Food & Drink » Epicurious


Saving the sandwich



Just days before kids headed back to school, the latest food borne illness struck Canada, and this time, it came in the form of a long-time schoolyard staple — Maple Leaf Foods’ sandwich meats.

The bacterium Listeria monocytogenes (let’s just call it listeria, okay?) are at the root of this most recent food-borne panic. Listeria is commonly found in soil, vegetation, water, sewage, silage and human and animal waste. Plants and vegetables can become contaminated with listeria from soil, water and manure-based fertilizers, and farm animals that appear healthy can also carry the bacteria, which may contaminate meats and dairy products. What makes listeria somewhat different is that, unlike most bacteria, it can survive and grow on foods stored in refrigerators, and contaminated products look, smell and taste normal.

It’s also pretty serious stuff — it can cause brain infection or even death, especially in pregnant women, the elderly or people with weakened immune systems. If it isn’t fatal, the symptoms include nausea, vomiting, cramps, diarrhea, headache, constipation and consistent fever. Doesn’t sound like a good time to me.

Maple Leaf Foods has recalled over $20 million worth of ready to eat meat products in the wake of this outbreak, which may have killed 13 people across the country and has hospitalized many more.

According to a press release issued by Maple Leaf Foods on Sept. 5, internal and external experts have concluded that the most likely source of the contamination was at their Bartor Road plant “deep inside the mechanical operations of two slicing machines.” Despite daily “rigorous sanitation” of the equipment, in accordance with the equipment manufacturer’s recommendations, when the inspectors took the equipment apart, they found areas where bacteria could have accumulated deep inside the machines.

The incident, which has been picked up by local, national and international news media, has left consumers across Canada leery of deli meats, and has even led some to question the safety of our food inspection processes. In fact, Prime Minister Stephen Harper has decided to launch an investigation into the whole ordeal, which will include an examination of the events leading up to the outbreak, a review of the response of federal agencies, and recommendations to prevent future outbreaks.

But knowing that the powers that be are planning to dissect the Maple Leaf Foods incident and offer up their findings to the public by next March doesn’t help much when you’re standing in the deli aisle at the local grocery store, scratching your head and wondering if its safe to send a ham sandwich to school with little Suzie or Johnny.

Let’s face it, we put a lot of trust in the companies that produce and prepare our food, whether they’re products we purchase from the store, or dinner at a local restaurant. Too much trust, really. I mean, we hear disgusting stories about our favourite foods all the time — bandaids in beverages, bugs in chip bags — and we still go out and let strangers prepare our food. And this recent listeria outbreak isn’t exactly unique — at the beginning of the summer, there was a massive salmonella outbreak in the United States linked to uncooked tomatoes; and at the end of July, a bunch of cilantro was recalled in Western Canada over salmonella contamination concerns.
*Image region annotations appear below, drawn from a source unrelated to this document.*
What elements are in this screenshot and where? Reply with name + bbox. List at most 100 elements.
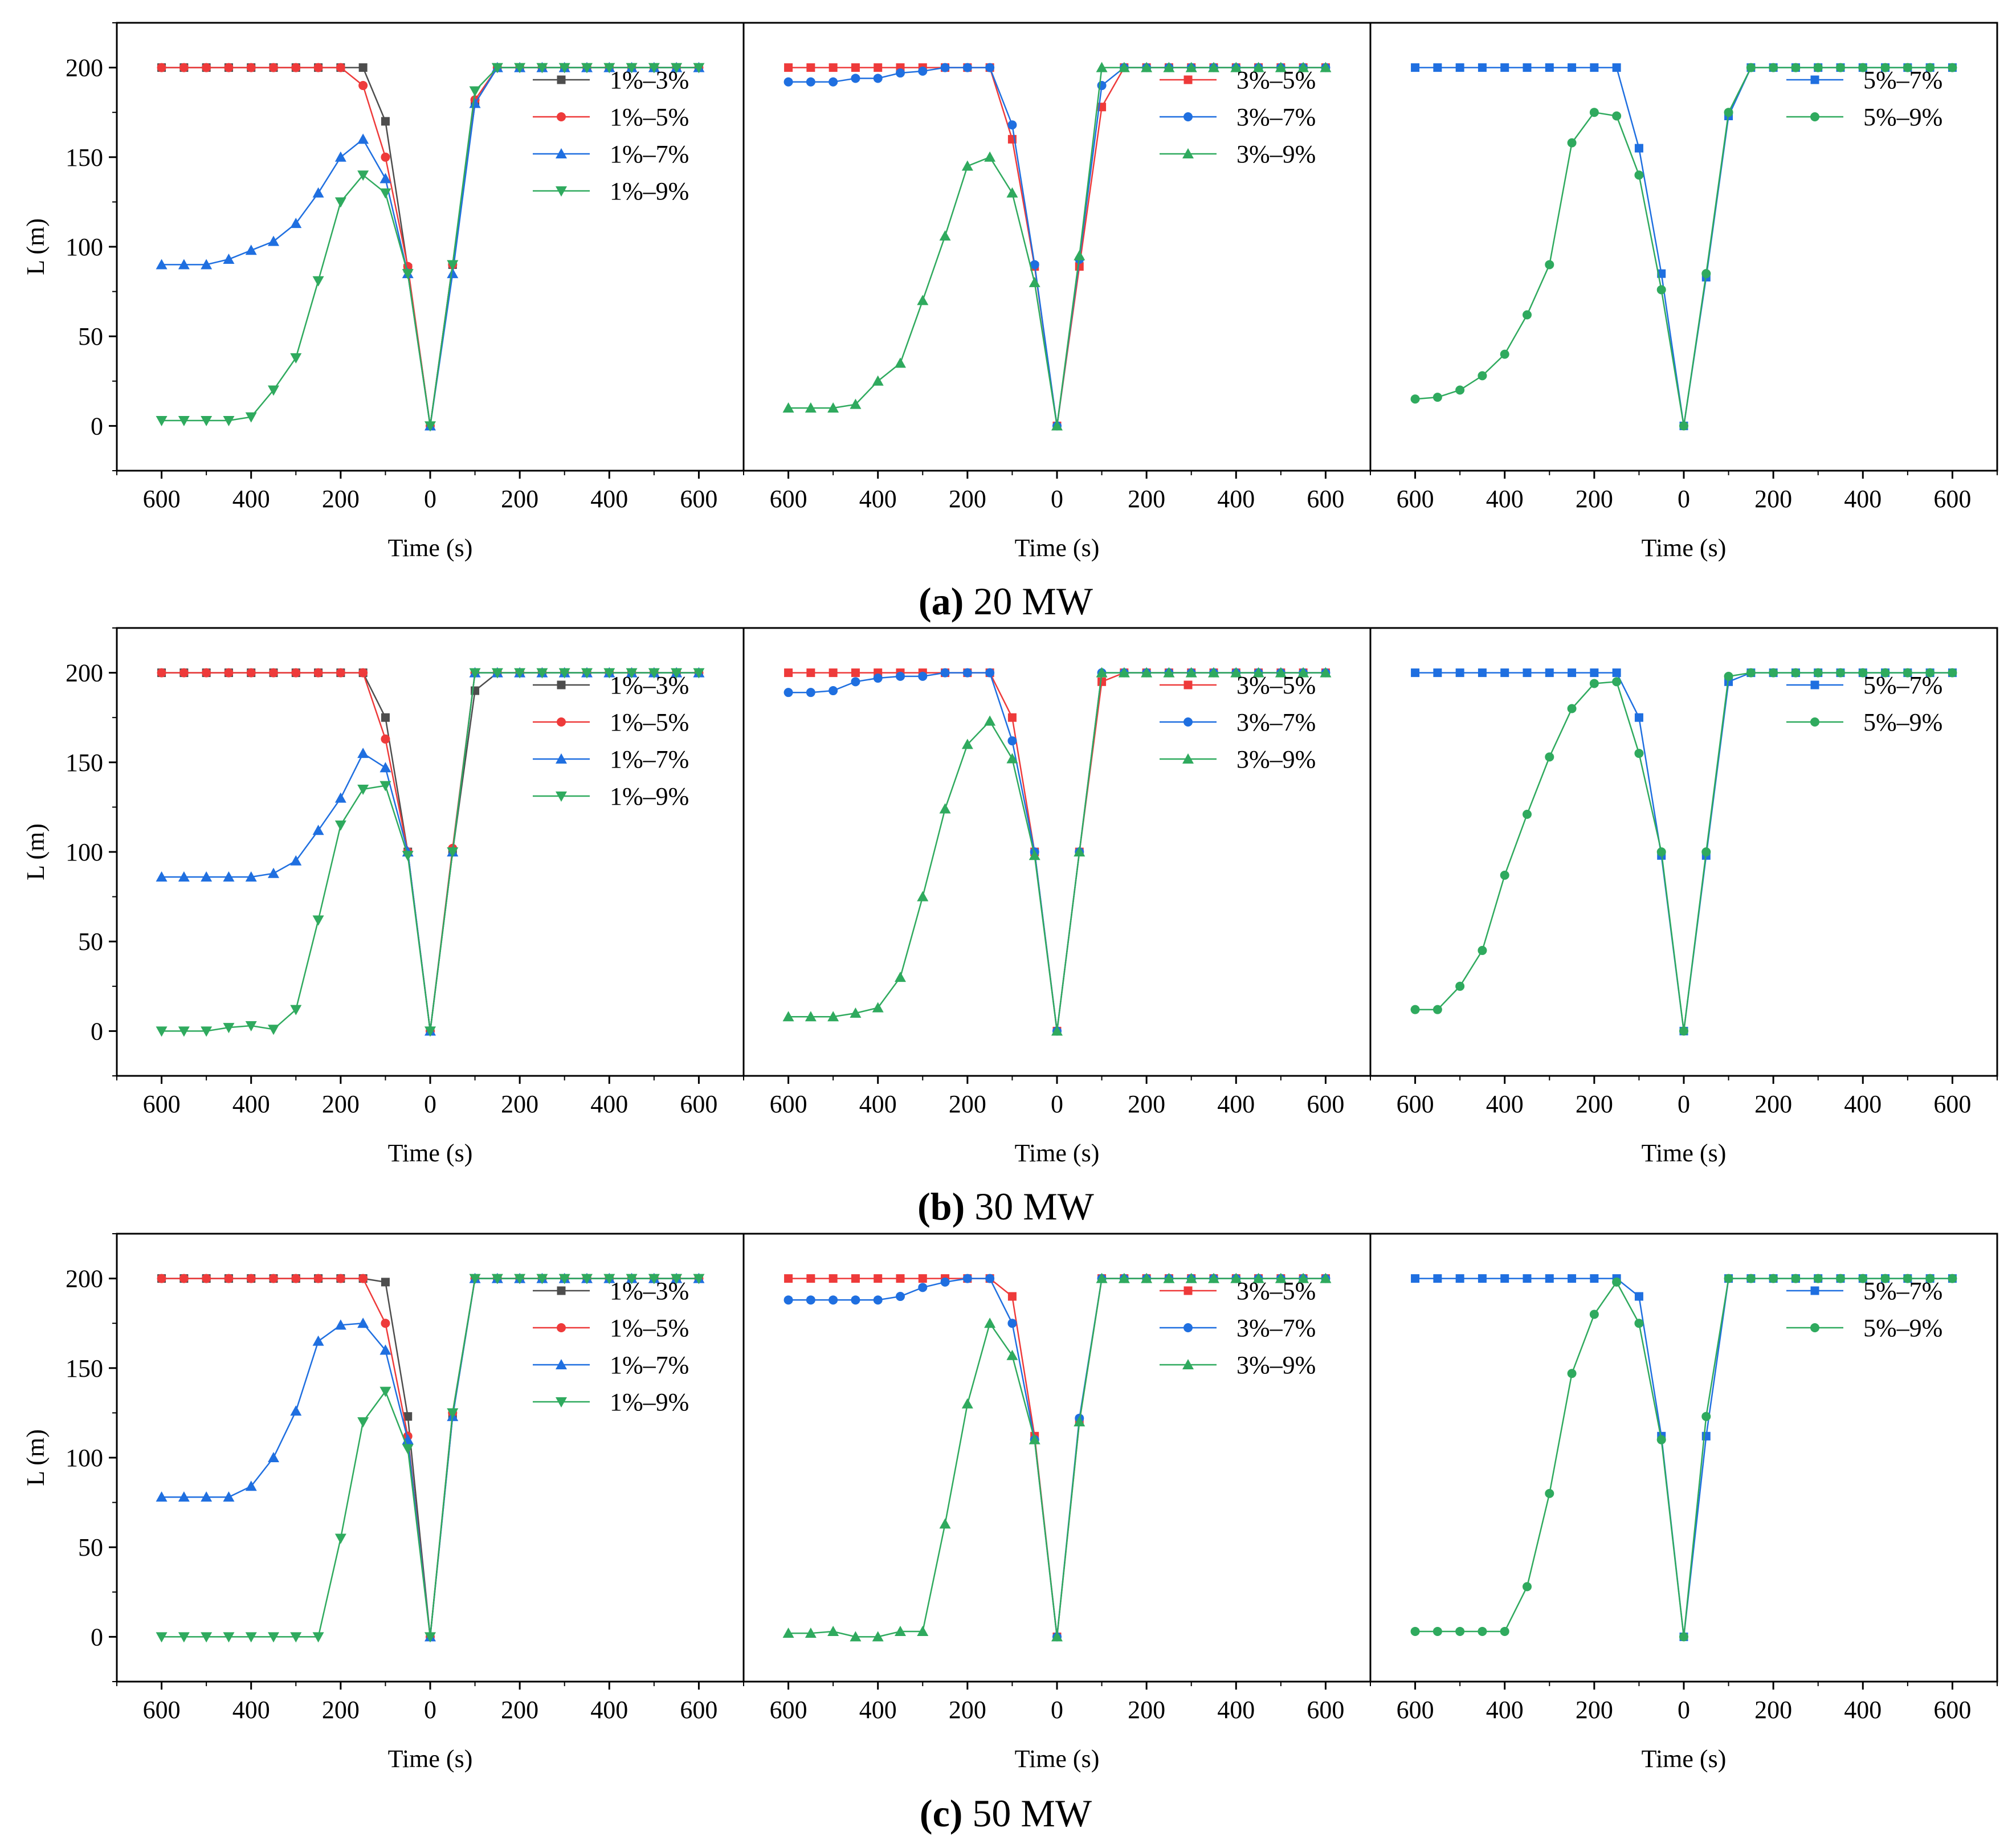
data-point-3-9 <box>782 1627 794 1638</box>
legend-marker-1-9 <box>556 792 567 802</box>
data-point-1-9 <box>626 63 638 74</box>
caption-c-text: 50 MW <box>962 1792 1092 1835</box>
x-tick-label: 0 <box>424 1090 436 1118</box>
legend-label-3-9: 3%–9% <box>1236 745 1316 773</box>
x-tick-label: 0 <box>1678 1696 1690 1724</box>
data-point-3-5 <box>896 1274 905 1283</box>
data-point-5-9 <box>1769 1274 1778 1283</box>
data-point-3-7 <box>873 74 883 83</box>
data-point-1-9 <box>693 668 705 679</box>
legend-marker-5-7 <box>1810 75 1819 84</box>
data-point-3-9 <box>1118 667 1130 678</box>
data-point-3-9 <box>1029 850 1040 860</box>
data-point-5-9 <box>1612 677 1622 687</box>
x-tick-label: 600 <box>1307 1696 1344 1724</box>
legend-label-1-3: 1%–3% <box>610 1277 689 1305</box>
x-tick-label: 600 <box>143 485 181 513</box>
data-point-1-9 <box>447 260 459 271</box>
legend-marker-1-9 <box>556 186 567 197</box>
data-point-5-9 <box>1567 704 1577 713</box>
data-point-1-5 <box>336 1274 345 1283</box>
x-tick-label: 600 <box>143 1696 181 1724</box>
legend-label-5-9: 5%–9% <box>1863 1314 1942 1342</box>
data-point-5-9 <box>1724 1274 1733 1283</box>
data-point-3-9 <box>1252 62 1264 72</box>
data-point-5-7 <box>1433 1274 1442 1283</box>
chart-panel-c-2: 600 400 200 0 200 400 600 Time (s) 3%–5% 3%–7% 3%–… <box>742 1233 1372 1773</box>
data-point-1-9 <box>425 421 436 432</box>
data-point-1-3 <box>358 63 368 72</box>
data-point-3-9 <box>1230 667 1242 678</box>
data-point-1-7 <box>290 1405 302 1416</box>
x-tick-label: 200 <box>1754 485 1792 513</box>
data-point-1-9 <box>671 668 683 679</box>
data-point-1-7 <box>156 259 168 270</box>
data-point-5-9 <box>1836 1274 1845 1283</box>
data-point-5-9 <box>1455 1626 1465 1636</box>
data-point-3-9 <box>1006 1349 1018 1360</box>
data-point-3-9 <box>895 1625 906 1636</box>
series-5-9 <box>1410 1274 1957 1642</box>
data-point-3-9 <box>872 375 884 386</box>
data-point-1-3 <box>403 1412 413 1421</box>
data-point-1-5 <box>224 668 234 678</box>
data-point-5-7 <box>1455 63 1464 72</box>
legend-label-3-5: 3%–5% <box>1236 1277 1316 1305</box>
data-point-3-9 <box>1252 667 1264 678</box>
data-point-3-9 <box>1320 62 1332 72</box>
data-point-5-9 <box>1679 1026 1688 1036</box>
x-tick-label: 0 <box>1678 1090 1690 1118</box>
legend-marker-1-7 <box>556 148 567 158</box>
data-point-5-9 <box>1523 310 1532 320</box>
data-point-1-5 <box>202 1274 211 1283</box>
data-point-1-9 <box>156 1026 168 1037</box>
data-point-1-5 <box>291 63 301 72</box>
data-point-3-9 <box>782 1011 794 1022</box>
legend-marker-5-9 <box>1810 717 1819 727</box>
legend-label-5-7: 5%–7% <box>1863 66 1942 94</box>
data-point-3-9 <box>961 160 973 171</box>
data-point-1-9 <box>491 63 503 74</box>
series-3-9 <box>782 1272 1332 1642</box>
data-point-5-7 <box>1612 668 1621 678</box>
data-point-1-9 <box>290 1632 302 1643</box>
legend-label-1-3: 1%–3% <box>610 66 689 94</box>
row-a: 0 50 100 150 200 L (m) 600 400 200 0 200 400 600 Time… <box>22 22 1998 623</box>
data-point-5-7 <box>1411 1274 1420 1283</box>
data-point-3-7 <box>806 688 815 697</box>
x-tick-label: 400 <box>232 485 270 513</box>
data-point-1-7 <box>178 871 190 882</box>
data-point-5-9 <box>1656 285 1666 295</box>
data-point-1-9 <box>536 668 548 679</box>
data-point-5-7 <box>1500 63 1509 72</box>
data-point-1-7 <box>268 867 279 878</box>
chart-panel-c-3: 600 400 200 0 200 400 600 Time (s) 5%–7% 5%–9% <box>1369 1233 1998 1773</box>
data-point-1-7 <box>469 97 481 108</box>
data-point-5-9 <box>1925 1274 1935 1283</box>
legend-label-1-5: 1%–5% <box>610 103 689 131</box>
data-point-5-9 <box>1656 847 1666 856</box>
data-point-3-9 <box>1297 1272 1309 1283</box>
data-point-1-9 <box>491 1274 503 1284</box>
legend-marker-3-5 <box>1183 1286 1193 1295</box>
x-tick-label: 400 <box>1844 1090 1882 1118</box>
data-point-1-7 <box>357 748 369 758</box>
data-point-1-3 <box>381 1278 390 1287</box>
data-point-3-9 <box>805 402 817 413</box>
data-point-3-9 <box>782 402 794 413</box>
data-point-5-9 <box>1791 63 1801 72</box>
data-point-3-7 <box>962 1274 972 1283</box>
legend-label-3-9: 3%–9% <box>1236 1351 1316 1379</box>
data-point-1-9 <box>334 1533 346 1544</box>
x-tick-label: 200 <box>949 1696 986 1724</box>
row-b: 0 50 100 150 200 L (m) 600 400 200 0 200 400 600 Time… <box>22 627 1998 1228</box>
x-tick-label: 200 <box>322 485 360 513</box>
legend-marker-3-7 <box>1183 1323 1193 1332</box>
data-point-3-7 <box>896 671 905 681</box>
data-point-3-7 <box>873 674 883 683</box>
data-point-3-5 <box>1097 677 1107 686</box>
data-point-1-7 <box>223 254 235 264</box>
data-point-1-9 <box>334 197 346 208</box>
data-point-1-9 <box>357 1417 369 1428</box>
data-point-5-7 <box>1568 668 1577 678</box>
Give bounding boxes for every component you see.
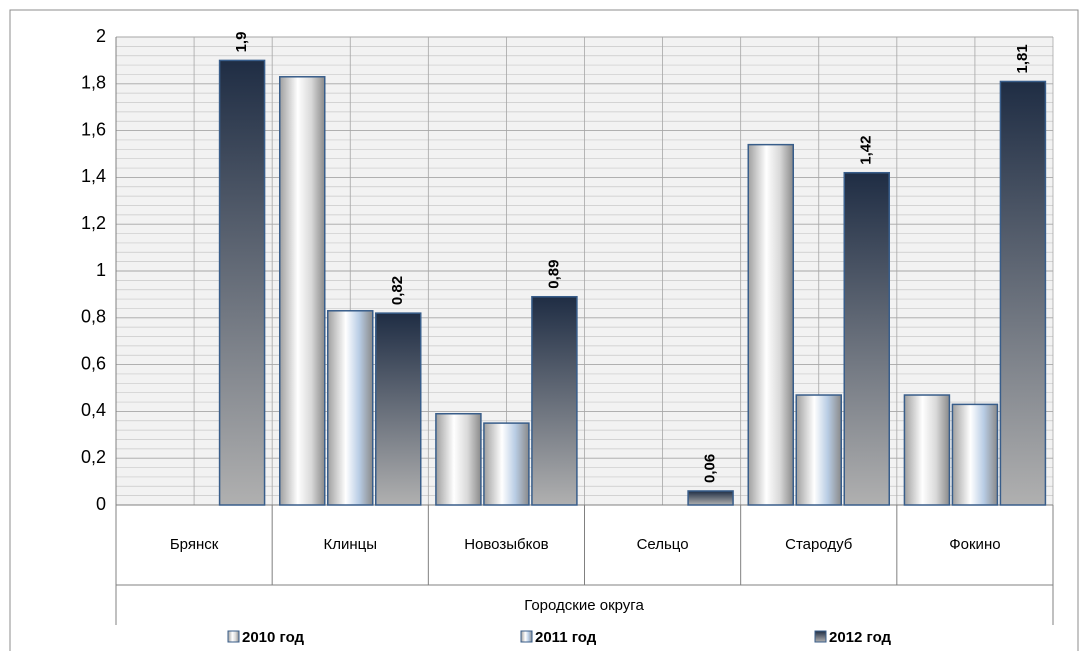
bar: [218, 59, 266, 506]
data-label: 0,82: [389, 276, 406, 305]
x-tick-label: Новозыбков: [464, 536, 548, 553]
y-tick-label: 1,4: [81, 166, 106, 186]
chart-border: [9, 9, 1079, 656]
bar: [375, 312, 422, 506]
data-label: 1,42: [858, 136, 875, 165]
bar: [747, 143, 794, 506]
x-axis-title: Городские округа: [524, 597, 644, 614]
data-label: 0,89: [545, 260, 562, 289]
bar: [843, 171, 890, 506]
bar: [903, 394, 951, 506]
bar: [327, 310, 374, 506]
legend-label: 2012 год: [829, 629, 892, 646]
bar: [483, 422, 530, 506]
y-tick-label: 1: [96, 260, 106, 280]
bar: [531, 295, 578, 506]
bar: [435, 412, 482, 506]
legend-swatch: [520, 630, 533, 643]
x-tick-label: Брянск: [170, 536, 219, 553]
legend-label: 2010 год: [242, 629, 305, 646]
y-tick-label: 0,6: [81, 353, 106, 373]
data-label: 1,9: [233, 32, 250, 53]
y-tick-label: 0,8: [81, 307, 106, 327]
y-tick-label: 2: [96, 26, 106, 46]
legend-swatch: [227, 630, 240, 643]
y-tick-label: 0: [96, 494, 106, 514]
bar: [687, 490, 734, 506]
data-label: 0,06: [702, 454, 719, 483]
legend-label: 2011 год: [535, 629, 597, 646]
bar: [795, 394, 842, 506]
y-tick-label: 1,6: [81, 119, 106, 139]
x-tick-label: Сельцо: [637, 536, 689, 553]
x-tick-label: Фокино: [949, 536, 1000, 553]
data-label: 1,81: [1014, 44, 1031, 73]
legend-swatch: [814, 630, 827, 643]
y-tick-label: 1,8: [81, 73, 106, 93]
y-tick-label: 0,4: [81, 400, 106, 420]
x-tick-label: Клинцы: [323, 536, 377, 553]
bar: [951, 403, 999, 506]
y-tick-label: 1,2: [81, 213, 106, 233]
y-tick-label: 0,2: [81, 447, 106, 467]
bar: [279, 76, 326, 506]
x-tick-label: Стародуб: [785, 536, 852, 553]
bar: [999, 80, 1047, 506]
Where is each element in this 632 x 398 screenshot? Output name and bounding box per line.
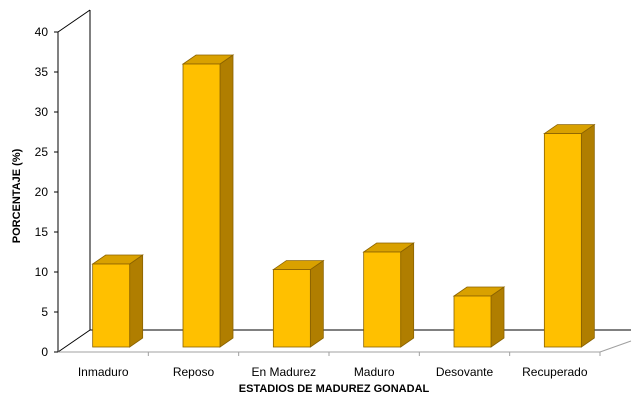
bar-inmaduro — [91, 254, 144, 348]
bar-desovante — [452, 286, 506, 348]
x-axis-title: ESTADIOS DE MADUREZ GONADAL — [239, 383, 430, 395]
bar-en-madurez — [272, 259, 325, 348]
bar-front-face — [453, 295, 492, 348]
bar-front-face — [272, 269, 311, 348]
bar-side-face — [219, 54, 234, 348]
floor-left-edge — [57, 329, 91, 353]
y-tick-label: 10 — [35, 265, 49, 279]
y-tick-label: 5 — [41, 305, 48, 319]
y-tick-label: 30 — [35, 105, 49, 119]
bar-front-face — [543, 133, 582, 348]
y-tick-label: 0 — [41, 345, 48, 359]
y-tick-label: 35 — [35, 65, 49, 79]
x-axis-ticks: Inmaduro Reposo En Madurez Maduro Desovante R… — [78, 352, 601, 379]
side-wall-top-edge — [57, 9, 91, 33]
x-tick-label: En Madurez — [251, 365, 316, 379]
bar-front-face — [92, 263, 131, 348]
bar-recuperado — [543, 123, 596, 348]
bar-reposo — [181, 54, 235, 348]
bar-front-face — [363, 251, 402, 348]
bar-maduro — [362, 242, 415, 348]
x-tick-label: Reposo — [173, 365, 215, 379]
x-tick-label: Inmaduro — [78, 365, 129, 379]
floor-right-edge — [599, 340, 632, 353]
bar-side-face — [309, 259, 324, 348]
bar-side-face — [400, 242, 415, 348]
x-tick-label: Maduro — [354, 365, 395, 379]
y-axis-title: PORCENTAJE (%) — [11, 148, 23, 243]
x-tick-label: Desovante — [436, 365, 494, 379]
y-axis-ticks: 0 5 10 15 20 25 30 35 40 — [35, 25, 58, 359]
bar-side-face — [490, 286, 505, 348]
bar-front-face — [182, 63, 221, 348]
y-tick-label: 25 — [35, 145, 49, 159]
x-tick-label: Recuperado — [522, 365, 588, 379]
bar-side-face — [580, 123, 595, 348]
bar-side-face — [129, 254, 144, 348]
y-tick-label: 20 — [35, 185, 49, 199]
y-tick-label: 15 — [35, 225, 49, 239]
bars-group — [91, 54, 596, 348]
y-tick-label: 40 — [35, 25, 49, 39]
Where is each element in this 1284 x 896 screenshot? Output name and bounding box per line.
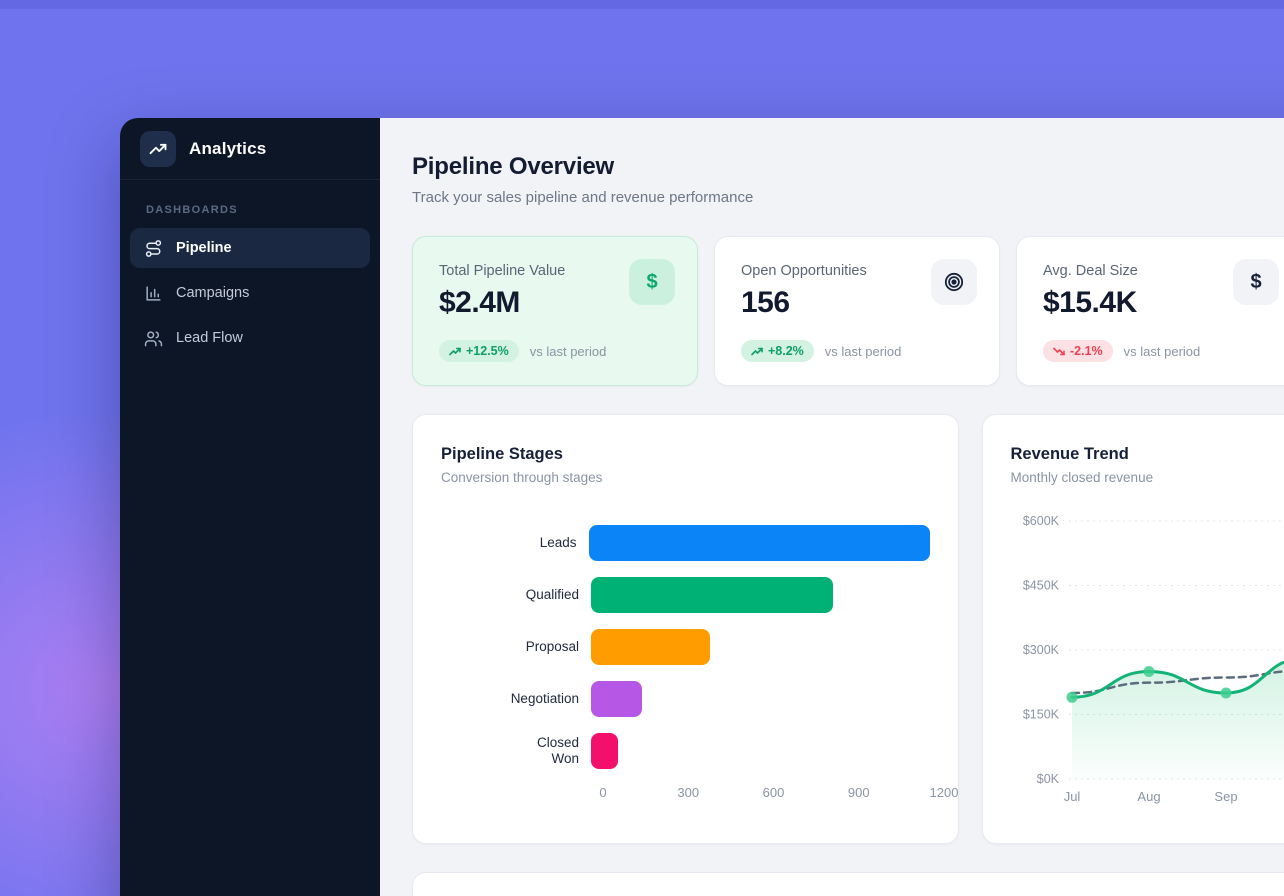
pipeline-stages-bar-chart: Leads Qualified Proposal Negotiation (441, 525, 958, 803)
delta-value: +12.5% (466, 344, 509, 358)
x-tick: 300 (677, 785, 700, 800)
page-subtitle: Track your sales pipeline and revenue pe… (412, 189, 754, 206)
bar-row-closed-won: Closed Won (441, 733, 930, 769)
users-icon (144, 329, 163, 348)
app-logo (140, 130, 176, 167)
chart-subtitle: Monthly closed revenue (1010, 470, 1154, 485)
bar-proposal[interactable] (591, 629, 711, 665)
compare-label: vs last period (1123, 343, 1201, 359)
chart-subtitle: Conversion through stages (441, 470, 603, 485)
kpi-card-avg-deal-size: Avg. Deal Size $15.4K -2.1% vs last peri… (1016, 236, 1284, 386)
charts-row: Pipeline Stages Conversion through stage… (412, 414, 1284, 844)
kpi-label: Open Opportunities (741, 263, 867, 279)
app-title: Analytics (189, 138, 267, 158)
bar-label: Qualified (525, 587, 579, 602)
x-tick: 0 (599, 785, 607, 800)
kpi-value: 156 (741, 286, 790, 319)
bar-closed-won[interactable] (591, 733, 618, 769)
svg-text:Jul: Jul (1063, 789, 1080, 804)
pipeline-stages-card: Pipeline Stages Conversion through stage… (412, 414, 959, 844)
chart-title: Pipeline Stages (441, 445, 563, 463)
x-axis-ticks: 0 300 600 900 1200 (599, 785, 957, 803)
svg-text:$300K: $300K (1022, 643, 1059, 657)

Now, I’m not trying to downplay this current listeria outbreak — it’s definitely a big deal — but from their initial findings, it doesn’t really seem like Maple Leaf Foods dropped the ball. Sure, their inspection wasn’t exactly entirely unbiased, but if what Maple Leaf is saying is true, they were following procedure to a T. Hopefully, Harper’s massive investigation into the outbreak will look at the underlying food protection policies at play, not just zero-in on the company that’s in the midst of dealing with the PR and economic fallout from this incident.

In the meantime, what can consumers do? To be honest, not much, aside from ensuring they wash, handle and prepare their food properly.

And as far as sandwiches go, I personally would hate to see this lunch hour delicacy abandoned because of this listeria outbreak. If you’re not willing to put your trust back into deli meats just yet, there are plenty of other healthy, delicious alternatives to stack between those slices of bread.

At the risk of sounding cheesily positive, let’s use this experience as an excuse to get creative with sandwiches — try spicy hummus, sliced peppers, havarti cheese, tomato and cracked pepper on sourdough, or tuna with mayo and celery on rye. The possibilities are endless.